As anyone who cares about performance knows, the # of branch mispredicts and the latency to get back on the good path are important drivers of performance. Some of my applications have a fair number, so I decided to explore what this is on the chips in my hands which I have an SB and IB. I was very surprised by the reductions in the "minimum" redirect latency from the uop$ and I was also surprised by the increase when coming from the uop$. Using a list of "indirect jmps" I determine that the minimum redirect latency is 15 clks on SB and IB from the uop$.. and I'm observing 22 (SB) and 23 (IB) when redirecting from the IF/DE which doesn't happen often due to the high hit rate in the uop$.
My question is 2 fold:
* are my estimates of the minimum redirect latency correct from the IF/DE, good to know if I understand my findings above
* if they are correct, then why is it 7-8 clks longer? I know I may not get a response to this and it doesn't affect me since I'm just inquiring from an inquisitive perspective.
Overall.. a very interesting endeavor. Thanks in advance for any pointers or help in understanding..
IF = Instruction Fetch and DE = Decode, essentially what ILD in the Intel Opt Guide is doing. I just wonder why it takes 7 more clocks for the redirect than it does from the uop$.
Yes...but documentation of the pmcs and msrs is poorly documented.
Me too.Unfortunataly for now Ihave only Core i3 CPU so I cannot use funcionality of Xeon Uncore PMU.If you are interested Ican share with you my work?

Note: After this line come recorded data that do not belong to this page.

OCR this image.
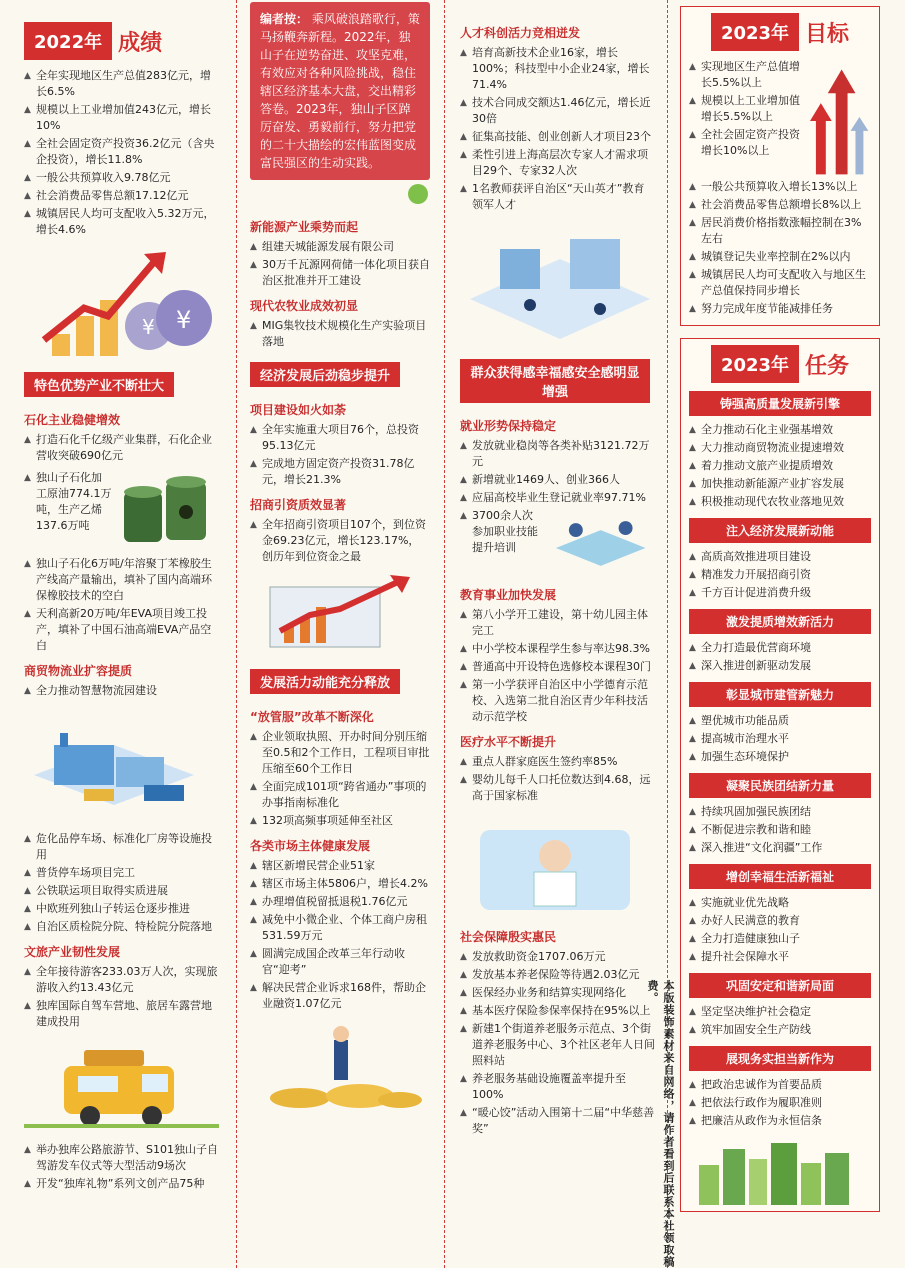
2022年 成绩
▲ 全年实现地区生产总值283亿元，增长6.5%
▲ 规模以上工业增加值243亿元，增长10%
▲ 全社会固定资产投资36.2亿元（含央企投资），增长11.8%
▲ 一般公共预算收入9.78亿元
▲ 社会消费品零售总额17.12亿元
▲ 城镇居民人均可支配收入5.32万元，增长4.6%
¥ ¥
特色优势产业不断壮大
石化主业稳健增效
▲ 打造石化千亿级产业集群，石化企业营收突破690亿元
▲ 独山子石化加工原油774.1万吨，生产乙烯137.6万吨
▲ 独山子石化6万吨/年溶聚丁苯橡胶生产线高产量输出，填补了国内高端环保橡胶技术的空白
▲ 天利高新20万吨/年EVA项目竣工投产，填补了中国石油高端EVA产品空白
商贸物流业扩容提质
▲ 全力推动智慧物流园建设
▲ 危化品停车场、标准化厂房等设施投用
▲ 普货停车场项目完工
▲ 公铁联运项目取得实质进展
▲ 中欧班列独山子转运仓逐步推进
▲ 自治区质检院分院、特检院分院落地
文旅产业韧性发展
▲ 全年接待游客233.03万人次，实现旅游收入约13.43亿元
▲ 独库国际自驾车营地、旅居车露营地建成投用
▲ 举办独库公路旅游节、S101独山子自驾游发车仪式等大型活动9场次
▲ 开发“独库礼物”系列文创产品75种
编者按： 乘风破浪踏歌行，策马扬鞭奔新程。2022年，独山子在逆势奋进、攻坚克难，有效应对各种风险挑战，稳住辖区经济基本大盘，交出精彩答卷。2023年，独山子区踔厉奋发、勇毅前行，努力把党的二十大描绘的宏伟蓝图变成富民强区的生动实践。
新能源产业乘势而起
▲ 组建天城能源发展有限公司
▲ 30万千瓦源网荷储一体化项目获自治区批准并开工建设
现代农牧业成效初显
▲ MIG集牧技术规模化生产实验项目落地
经济发展后劲稳步提升
项目建设如火如荼
▲ 全年实施重大项目76个，总投资95.13亿元
▲ 完成地方固定资产投资31.78亿元，增长21.3%
招商引资质效显著
▲ 全年招商引资项目107个，到位资金69.23亿元，增长123.17%，创历年到位资金之最
发展活力动能充分释放
“放管服”改革不断深化
▲ 企业领取执照、开办时间分别压缩至0.5和2个工作日，工程项目审批压缩至60个工作日
▲ 全面完成101项“跨省通办”事项的办事指南标准化
▲ 132项高频事项延伸至社区
各类市场主体健康发展
▲ 辖区新增民营企业51家
▲ 辖区市场主体5806户，增长4.2%
▲ 办理增值税留抵退税1.76亿元
▲ 减免中小微企业、个体工商户房租531.59万元
▲ 圆满完成国企改革三年行动收官“迎考”
▲ 解决民营企业诉求168件，帮助企业融资1.07亿元
人才科创活力竞相迸发
▲ 培育高新技术企业16家，增长100%；科技型中小企业24家，增长71.4%
▲ 技术合同成交额达1.46亿元，增长近30倍
▲ 征集高技能、创业创新人才项目23个
▲ 柔性引进上海高层次专家人才需求项目29个、专家32人次
▲ 1名教师获评自治区“天山英才”教育领军人才
群众获得感幸福感安全感明显增强
就业形势保持稳定
▲ 发放就业稳岗等各类补贴3121.72万元
▲ 新增就业1469人、创业366人
▲ 应届高校毕业生登记就业率97.71%
▲ 3700余人次参加职业技能提升培训
教育事业加快发展
▲ 第八小学开工建设，第十幼儿园主体完工
▲ 中小学校本课程学生参与率达98.3%
▲ 普通高中开设特色选修校本课程30门
▲ 第一小学获评自治区中小学德育示范校、入选第二批自治区青少年科技活动示范学校
医疗水平不断提升
▲ 重点人群家庭医生签约率85%
▲ 婴幼儿每千人口托位数达到4.68，远高于国家标准
社会保障殷实惠民
▲ 发放救助资金1707.06万元
▲ 发放基本养老保险等待遇2.03亿元
▲ 医保经办业务和结算实现网络化
▲ 基本医疗保险参保率保持在95%以上
▲ 新建1个街道养老服务示范点、3个街道养老服务中心、3个社区老年人日间照料站
▲ 养老服务基础设施覆盖率提升至100%
▲ “暖心饺”活动入围第十二届“中华慈善奖”	本版装饰素材来自网络，请作者看到后联系本社领取稿费。
2023年 目标
▲ 实现地区生产总值增长5.5%以上
▲ 规模以上工业增加值增长5.5%以上
▲ 全社会固定资产投资增长10%以上
▲ 一般公共预算收入增长13%以上
▲ 社会消费品零售总额增长8%以上
▲ 居民消费价格指数涨幅控制在3%左右
▲ 城镇登记失业率控制在2%以内
▲ 城镇居民人均可支配收入与地区生产总值保持同步增长
▲ 努力完成年度节能减排任务
2023年 任务
铸强高质量发展新引擎
▲ 全力推动石化主业强基增效
▲ 大力推动商贸物流业提速增效
▲ 着力推动文旅产业提质增效
▲ 加快推动新能源产业扩容发展
▲ 积极推动现代农牧业落地见效
注入经济发展新动能
▲ 高质高效推进项目建设
▲ 精准发力开展招商引资
▲ 千方百计促进消费升级
激发提质增效新活力
▲ 全力打造最优营商环境
▲ 深入推进创新驱动发展
彰显城市建管新魅力
▲ 塑优城市功能品质
▲ 提高城市治理水平
▲ 加强生态环境保护
凝聚民族团结新力量
▲ 持续巩固加强民族团结
▲ 不断促进宗教和谐和睦
▲ 深入推进“文化润疆”工作
增创幸福生活新福祉
▲ 实施就业优先战略
▲ 办好人民满意的教育
▲ 全力打造健康独山子
▲ 提升社会保障水平
巩固安定和谐新局面
▲ 坚定坚决维护社会稳定
▲ 筑牢加固安全生产防线
展现务实担当新作为
▲ 把政治忠诚作为首要品质
▲ 把依法行政作为履职准则
▲ 把廉洁从政作为永恒信条
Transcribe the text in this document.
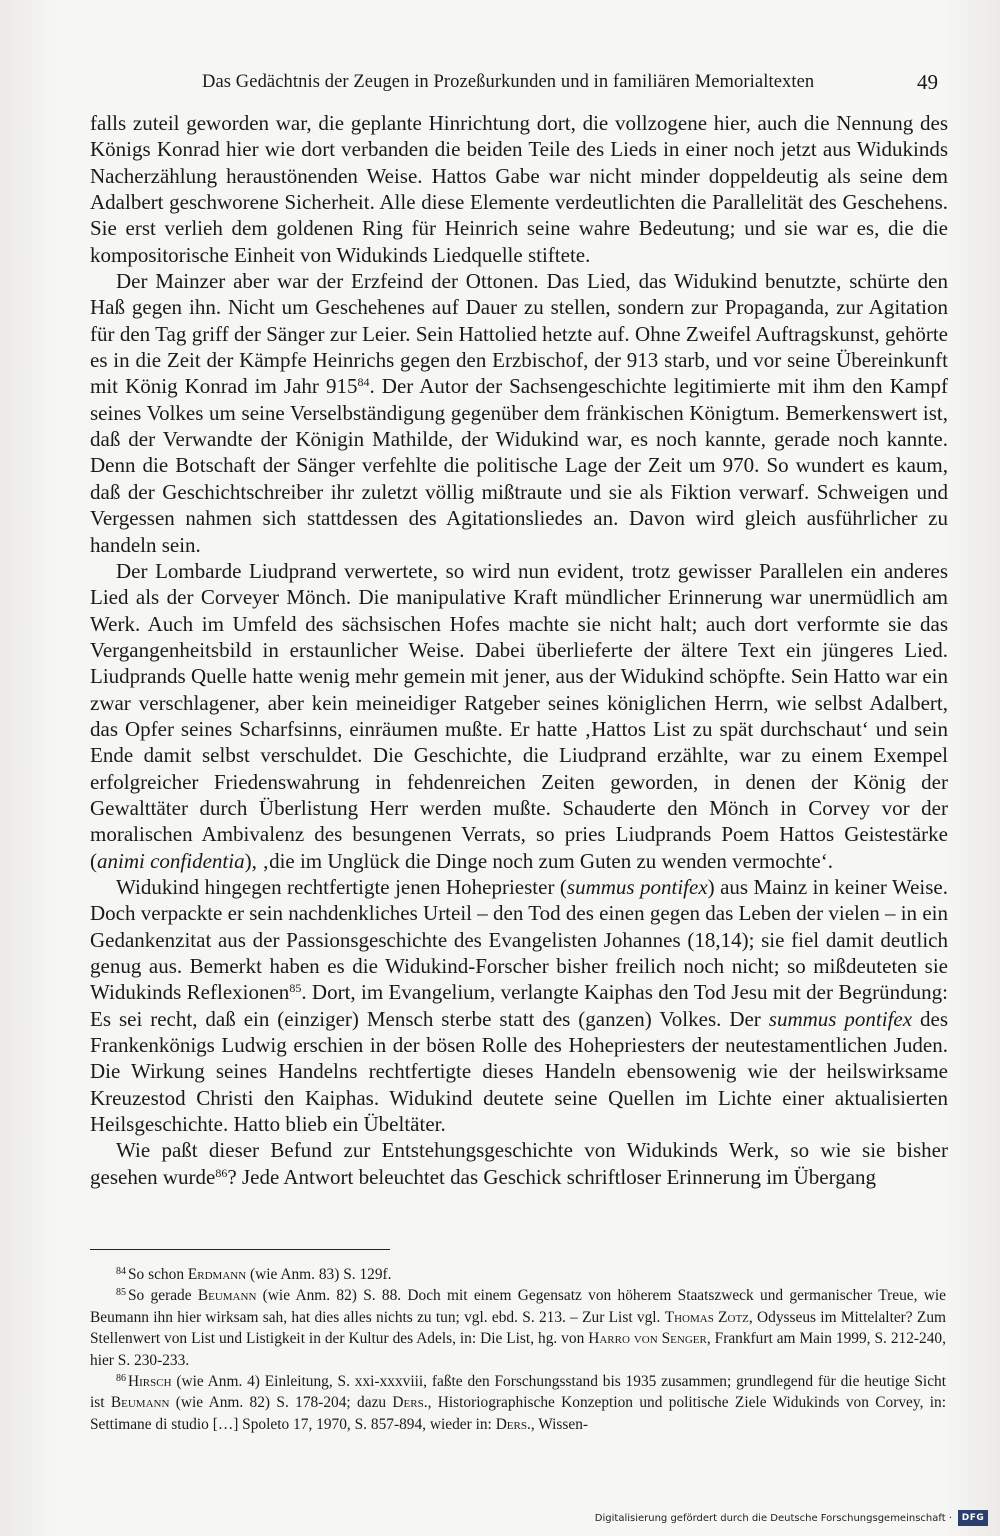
Das Gedächtnis der Zeugen in Prozeßurkunden und in familiären Memorialtexten	49

falls zuteil geworden war, die geplante Hinrichtung dort, die vollzogene hier, auch die Nennung des Königs Konrad hier wie dort verbanden die beiden Teile des Lieds in einer noch jetzt aus Widukinds Nacherzählung heraustönenden Weise. Hattos Gabe war nicht minder doppeldeutig als seine dem Adalbert geschworene Sicherheit. Alle diese Elemente verdeutlichten die Parallelität des Geschehens. Sie erst verlieh dem goldenen Ring für Heinrich seine wahre Bedeutung; und sie war es, die die kompositorische Einheit von Widukinds Liedquelle stiftete.

Der Mainzer aber war der Erzfeind der Ottonen. Das Lied, das Widukind benutzte, schürte den Haß gegen ihn. Nicht um Geschehenes auf Dauer zu stellen, sondern zur Propaganda, zur Agitation für den Tag griff der Sänger zur Leier. Sein Hattolied hetzte auf. Ohne Zweifel Auftragskunst, gehörte es in die Zeit der Kämpfe Heinrichs gegen den Erzbischof, der 913 starb, und vor seine Übereinkunft mit König Konrad im Jahr $915^{84}$. Der Autor der Sachsengeschichte legitimierte mit ihm den Kampf seines Volkes um seine Verselbständigung gegenüber dem fränkischen Königtum. Bemerkenswert ist, daß der Verwandte der Königin Mathilde, der Widukind war, es noch kannte, gerade noch kannte. Denn die Botschaft der Sänger verfehlte die politische Lage der Zeit um 970. So wundert es kaum, daß der Geschichtschreiber ihr zuletzt völlig mißtraute und sie als Fiktion verwarf. Schweigen und Vergessen nahmen sich stattdessen des Agitationsliedes an. Davon wird gleich ausführlicher zu handeln sein.

Der Lombarde Liudprand verwertete, so wird nun evident, trotz gewisser Parallelen ein anderes Lied als der Corveyer Mönch. Die manipulative Kraft mündlicher Erinnerung war unermüdlich am Werk. Auch im Umfeld des sächsischen Hofes machte sie nicht halt; auch dort verformte sie das Vergangenheitsbild in erstaunlicher Weise. Dabei überlieferte der ältere Text ein jüngeres Lied. Liudprands Quelle hatte wenig mehr gemein mit jener, aus der Widukind schöpfte. Sein Hatto war ein zwar verschlagener, aber kein meineidiger Ratgeber seines königlichen Herrn, wie selbst Adalbert, das Opfer seines Scharfsinns, einräumen mußte. Er hatte ‚Hattos List zu spät durchschaut‘ und sein Ende damit selbst verschuldet. Die Geschichte, die Liudprand erzählte, war zu einem Exempel erfolgreicher Friedenswahrung in fehdenreichen Zeiten geworden, in denen der König der Gewalttäter durch Überlistung Herr werden mußte. Schauderte den Mönch in Corvey vor der moralischen Ambivalenz des besungenen Verrats, so pries Liudprands Poem Hattos Geistestärke (animi confidentia), ‚die im Unglück die Dinge noch zum Guten zu wenden vermochte‘.

Widukind hingegen rechtfertigte jenen Hohepriester (summus pontifex) aus Mainz in keiner Weise. Doch verpackte er sein nachdenkliches Urteil – den Tod des einen gegen das Leben der vielen – in ein Gedankenzitat aus der Passionsgeschichte des Evangelisten Johannes (18,14); sie fiel damit deutlich genug aus. Bemerkt haben es die Widukind-Forscher bisher freilich noch nicht; so mißdeuteten sie Widukinds Reflexionen$^{85}$. Dort, im Evangelium, verlangte Kaiphas den Tod Jesu mit der Begründung: Es sei recht, daß ein (einziger) Mensch sterbe statt des (ganzen) Volkes. Der summus pontifex des Frankenkönigs Ludwig erschien in der bösen Rolle des Hohepriesters der neutestamentlichen Juden. Die Wirkung seines Handelns rechtfertigte dieses Handeln ebensowenig wie der heilswirksame Kreuzestod Christi den Kaiphas. Widukind deutete seine Quellen im Lichte einer aktualisierten Heilsgeschichte. Hatto blieb ein Übeltäter.

Wie paßt dieser Befund zur Entstehungsgeschichte von Widukinds Werk, so wie sie bisher gesehen wurde$^{86}$? Jede Antwort beleuchtet das Geschick schriftloser Erinnerung im Übergang

$^{84}$ So schon Erdmann (wie Anm. 83) S. 129f.

$^{85}$ So gerade Beumann (wie Anm. 82) S. 88. Doch mit einem Gegensatz von höherem Staatszweck und germanischer Treue, wie Beumann ihn hier wirksam sah, hat dies alles nichts zu tun; vgl. ebd. S. 213. – Zur List vgl. Thomas Zotz, Odysseus im Mittelalter? Zum Stellenwert von List und Listigkeit in der Kultur des Adels, in: Die List, hg. von Harro von Senger, Frankfurt am Main 1999, S. 212-240, hier S. 230-233.

$^{86}$ Hirsch (wie Anm. 4) Einleitung, S. xxi-xxxviii, faßte den Forschungsstand bis 1935 zusammen; grundlegend für die heutige Sicht ist Beumann (wie Anm. 82) S. 178-204; dazu Ders., Historiographische Konzeption und politische Ziele Widukinds von Corvey, in: Settimane di studio […] Spoleto 17, 1970, S. 857-894, wieder in: Ders., Wissen-

Digitalisierung gefördert durch die Deutsche Forschungsgemeinschaft ·	DFG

Do you use in your code inline assembly?
My code is a combination of C and assembly, I don't use inline asm. I'd rather not share my work but I use this forum to relay my experiences.
I use mostly inline assembly where I need to access MSR registers for setting and reading counters and registers values.How you display gathered data.I use for this purpose DbgPrint or KdPrint functions with DbView to intercept and print those values.